The sound is huge. The personalities are large. The stages are bright. The crowds are enthused.
But so often, all I can hear is noise. All I can feel is grief.

The Reset, pp. 1–2

Riddle is raw, but he has not issued this book without profound thought on the subject. He shows keen discernment in pointing out that much of our worship is driven by entertainment, emotions, and personalities.

Many times, I have sensed a strange, inappropriate relationship beginning to form between worship leaders and the people they’re leading. I’ve observed when people become increasingly pulled into the tractor beam of someone’s personal charisma, and when that leader begins to feed on that (I believe mostly unknowingly), they begin to lead people into intimacy with “themselves” instead of intimacy with Him. The more the celebrity worship leader model grows, the more common this becomes.

The Reset, p. 30

He seeks to draw us back to the God we worship. We must get to know who it is that we worship by going back to the Bible. We must not confuse a God-sent revival with mere enthusiasm.

Again, Riddle sees church stage productions as following the lead of the secular entertainment industry. In my own opinion, the stage itself may be one of the greatest obstacles we have set in the place of worship. Historically, it is a Frankenstein’s monster cobbled from the Old Testament altar—which was unknown to the first-century church—and the stage, used in the secular rock concert. The use of cameras during prayer meetings and altar calls shows that our sense of reverence hangs by a very fine thread.

Heaven is going to a dazzling, colorful, bewildering, and mesmerizing place. But there is one massive difference between heaven and earth right now, and that’s who’s on the stage.

The Reset, p. 100

Riddle writes all this not as a bitter outsider, but as someone who is still a well-known worship leader in the American evangelical church. The book is published by Riddle’s church, which adds to its unpretentious flavor. Perhaps Riddle wanted to practice what he preaches by remaining accountable to a church, rather than a more financially-motivated institution such as a traditional publisher. I get a sense that Charismatic publishers like Destiny Image might not appreciate his message!

On that point, later in the book, Riddle steps “out of his lane” (p. 97) to address further practical issues within evangelical worship, including: the “Christian” music industry, worship time as a “performance”, stage production, worship leaders as “artists”, ticketed worship events, cameras during worship, and the role of social media. He sees “Christian” music as entirely unaccountable; we need spiritually-accountable content-creators if we want music that reflects Jesus in a broken world. I greatly appreciated these discussions, written as they were by someone who has seen “behind the curtain” of “Christian” record labels. Throughout the book, Riddle does not shy away from naming specific practices in modern worship that are ungodly and humanistic. In that sense, this book is truly prophetic.

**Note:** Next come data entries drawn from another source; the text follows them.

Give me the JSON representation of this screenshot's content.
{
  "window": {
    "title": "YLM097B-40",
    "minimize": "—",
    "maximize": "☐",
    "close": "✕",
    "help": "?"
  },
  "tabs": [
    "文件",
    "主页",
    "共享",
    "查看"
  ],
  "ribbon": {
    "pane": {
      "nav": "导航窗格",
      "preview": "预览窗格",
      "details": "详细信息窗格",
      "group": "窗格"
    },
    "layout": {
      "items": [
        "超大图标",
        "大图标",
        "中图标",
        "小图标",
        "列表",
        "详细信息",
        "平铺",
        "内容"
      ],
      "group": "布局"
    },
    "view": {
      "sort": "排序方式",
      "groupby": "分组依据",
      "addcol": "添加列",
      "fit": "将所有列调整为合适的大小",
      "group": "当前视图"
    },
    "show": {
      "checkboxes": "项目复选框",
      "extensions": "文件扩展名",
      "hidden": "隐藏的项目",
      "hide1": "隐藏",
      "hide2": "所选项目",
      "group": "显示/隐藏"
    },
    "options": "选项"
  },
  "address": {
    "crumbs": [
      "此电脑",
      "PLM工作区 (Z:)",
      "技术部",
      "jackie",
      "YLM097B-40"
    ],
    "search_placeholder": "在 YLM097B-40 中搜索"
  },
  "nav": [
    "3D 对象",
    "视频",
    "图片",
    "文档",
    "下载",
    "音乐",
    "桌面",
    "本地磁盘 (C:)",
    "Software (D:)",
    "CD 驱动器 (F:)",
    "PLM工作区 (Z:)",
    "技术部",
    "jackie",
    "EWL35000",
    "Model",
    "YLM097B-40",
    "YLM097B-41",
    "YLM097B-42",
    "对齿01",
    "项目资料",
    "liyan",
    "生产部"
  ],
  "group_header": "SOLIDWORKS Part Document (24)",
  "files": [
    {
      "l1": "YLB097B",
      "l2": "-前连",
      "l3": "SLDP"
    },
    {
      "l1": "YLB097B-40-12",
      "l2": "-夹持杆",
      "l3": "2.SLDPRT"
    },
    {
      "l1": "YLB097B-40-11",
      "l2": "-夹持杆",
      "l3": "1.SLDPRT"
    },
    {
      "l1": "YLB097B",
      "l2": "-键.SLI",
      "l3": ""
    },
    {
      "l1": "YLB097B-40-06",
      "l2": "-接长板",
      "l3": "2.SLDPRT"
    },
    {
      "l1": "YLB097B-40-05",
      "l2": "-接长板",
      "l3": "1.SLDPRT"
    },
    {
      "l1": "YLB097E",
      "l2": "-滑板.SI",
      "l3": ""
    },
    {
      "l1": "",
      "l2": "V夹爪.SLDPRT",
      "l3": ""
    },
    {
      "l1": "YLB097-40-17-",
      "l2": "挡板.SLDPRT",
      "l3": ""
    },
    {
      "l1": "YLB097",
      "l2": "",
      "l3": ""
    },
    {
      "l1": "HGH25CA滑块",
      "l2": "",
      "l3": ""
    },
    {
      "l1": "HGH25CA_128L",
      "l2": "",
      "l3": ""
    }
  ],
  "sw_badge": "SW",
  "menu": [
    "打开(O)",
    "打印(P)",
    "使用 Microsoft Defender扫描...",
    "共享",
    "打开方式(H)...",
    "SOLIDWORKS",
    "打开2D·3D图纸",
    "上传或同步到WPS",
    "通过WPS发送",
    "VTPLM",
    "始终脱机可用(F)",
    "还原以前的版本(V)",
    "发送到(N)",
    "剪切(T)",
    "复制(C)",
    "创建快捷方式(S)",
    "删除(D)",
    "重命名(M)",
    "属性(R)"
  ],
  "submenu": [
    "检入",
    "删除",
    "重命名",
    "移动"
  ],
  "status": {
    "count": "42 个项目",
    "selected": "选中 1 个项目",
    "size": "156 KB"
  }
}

Finally, Riddle sees worship as “the forerunner” within the church (p. 80). If our worship tells us the direction our Christian culture is drifting, what is it telling us? And is it something we are unwilling to hear?

In my own experience, ungodly musicians with no true discipleship are so often tolerated to keep the “ship afloat”; if Riddle is worth listening to, then worship is itself a form of discipleship, and we need to exercise great care in who we put behind the helm.